Ganhou Lula por escassa diferença e fez o discurso de vitória apelando à união de todos os brasileiros. Bolsonaro teve a lucidez de apenas falar após 48h depois das eleições e, do seu discurso ilusoriamente calmo, creio poder inferir-se que, indubitavelmente, quer voltar a ser Presidente, cavalgando os 58,2 milhões de votos obtidos, muito acima do que todas as sucessivas sondagens lhe atribuíam, e, sobretudo, a obtenção da maioria dos deputados no Congresso. Lula terá certamente a consciência de que governar nestas circunstâncias não irá ser nada fácil e terá de o fazer com inteligência, sabedoria e, fundamentalmente, diálogo permanente.
Foram dois contendores que dividiram e incendiaram o país, que se alimentaram mutuamente, quase duas faces da mesma moeda, cerceando a qualquer outro, Ciro ou Simone, a veleidade de poder ser eleito.

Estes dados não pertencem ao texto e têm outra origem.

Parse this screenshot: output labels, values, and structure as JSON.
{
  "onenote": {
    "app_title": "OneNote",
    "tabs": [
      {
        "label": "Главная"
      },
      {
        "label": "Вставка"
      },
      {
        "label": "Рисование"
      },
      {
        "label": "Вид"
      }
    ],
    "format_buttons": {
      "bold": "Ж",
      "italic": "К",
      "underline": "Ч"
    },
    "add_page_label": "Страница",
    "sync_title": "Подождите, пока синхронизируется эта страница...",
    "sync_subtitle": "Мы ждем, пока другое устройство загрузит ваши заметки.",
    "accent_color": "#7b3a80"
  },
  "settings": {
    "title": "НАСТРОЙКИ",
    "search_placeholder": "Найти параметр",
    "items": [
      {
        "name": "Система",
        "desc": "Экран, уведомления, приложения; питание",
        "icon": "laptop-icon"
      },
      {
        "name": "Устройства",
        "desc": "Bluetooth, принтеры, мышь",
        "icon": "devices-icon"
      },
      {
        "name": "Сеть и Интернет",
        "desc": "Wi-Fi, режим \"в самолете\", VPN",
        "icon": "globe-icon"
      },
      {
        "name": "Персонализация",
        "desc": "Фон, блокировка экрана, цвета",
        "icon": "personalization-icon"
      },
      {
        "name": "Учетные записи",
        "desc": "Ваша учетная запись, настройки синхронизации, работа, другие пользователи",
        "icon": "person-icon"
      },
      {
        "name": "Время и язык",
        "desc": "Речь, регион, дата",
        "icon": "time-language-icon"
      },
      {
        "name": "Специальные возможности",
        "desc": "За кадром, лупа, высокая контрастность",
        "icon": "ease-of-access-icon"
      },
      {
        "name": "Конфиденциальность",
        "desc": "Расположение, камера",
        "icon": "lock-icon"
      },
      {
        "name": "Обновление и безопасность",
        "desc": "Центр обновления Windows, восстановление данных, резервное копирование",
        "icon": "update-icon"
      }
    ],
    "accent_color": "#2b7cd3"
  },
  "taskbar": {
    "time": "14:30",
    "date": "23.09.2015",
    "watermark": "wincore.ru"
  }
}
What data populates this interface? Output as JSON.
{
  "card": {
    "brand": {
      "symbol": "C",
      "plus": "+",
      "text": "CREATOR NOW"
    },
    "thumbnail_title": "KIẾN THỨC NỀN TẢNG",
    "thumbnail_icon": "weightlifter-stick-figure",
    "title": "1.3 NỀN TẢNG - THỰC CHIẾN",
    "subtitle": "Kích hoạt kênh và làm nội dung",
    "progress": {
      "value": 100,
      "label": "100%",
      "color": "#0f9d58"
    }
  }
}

No entanto, creio ter aqui terminado um ciclo de cerca de duas décadas dentro da Sexta República, profundamente dominado pelos atuais políticos, até porque uma certeza eu tenho: o Brasil precisa, a muito curto prazo, de gente nova na política, com carisma e sem passado, para, daqui por 4 anos, regressar à estabilidade democrática que os brasileiros tanto anseiam e merecem.
3. Considero impossível deixar passar esta péssima imagem de alguns autarcas perante os seus eleitores portugueses quando somos confrontados com notícias em que diversos são considerados suspeitos de práticas ilícitas. Sendo indiscutível a presunção de inocência até se provarem, em sede dos tribunais, as acusações que lhes são dirigidas, considero uma tremenda falta de respeito o silêncio sepulcral a que alguns se submeteram.
Por razões de princípio, entendo que todos os envolvidos deveriam ter respeito suficiente por quem os elegeu e lhes paga os vencimentos, no mínimo dando explicações que nos façam compreender os enquadramentos e circunstâncias das decisões tomadas. Todos sabemos que ninguém acerta sempre, mas parece indiscutível que o silêncio a que se optaram por remeter gera um ruído ensurdecedor que apenas aumenta as suspeitas, arrastando desnecessariamente todos os que entendem que os portugueses não merecem o respeito da necessária explicação. Ninguém tem vergonha?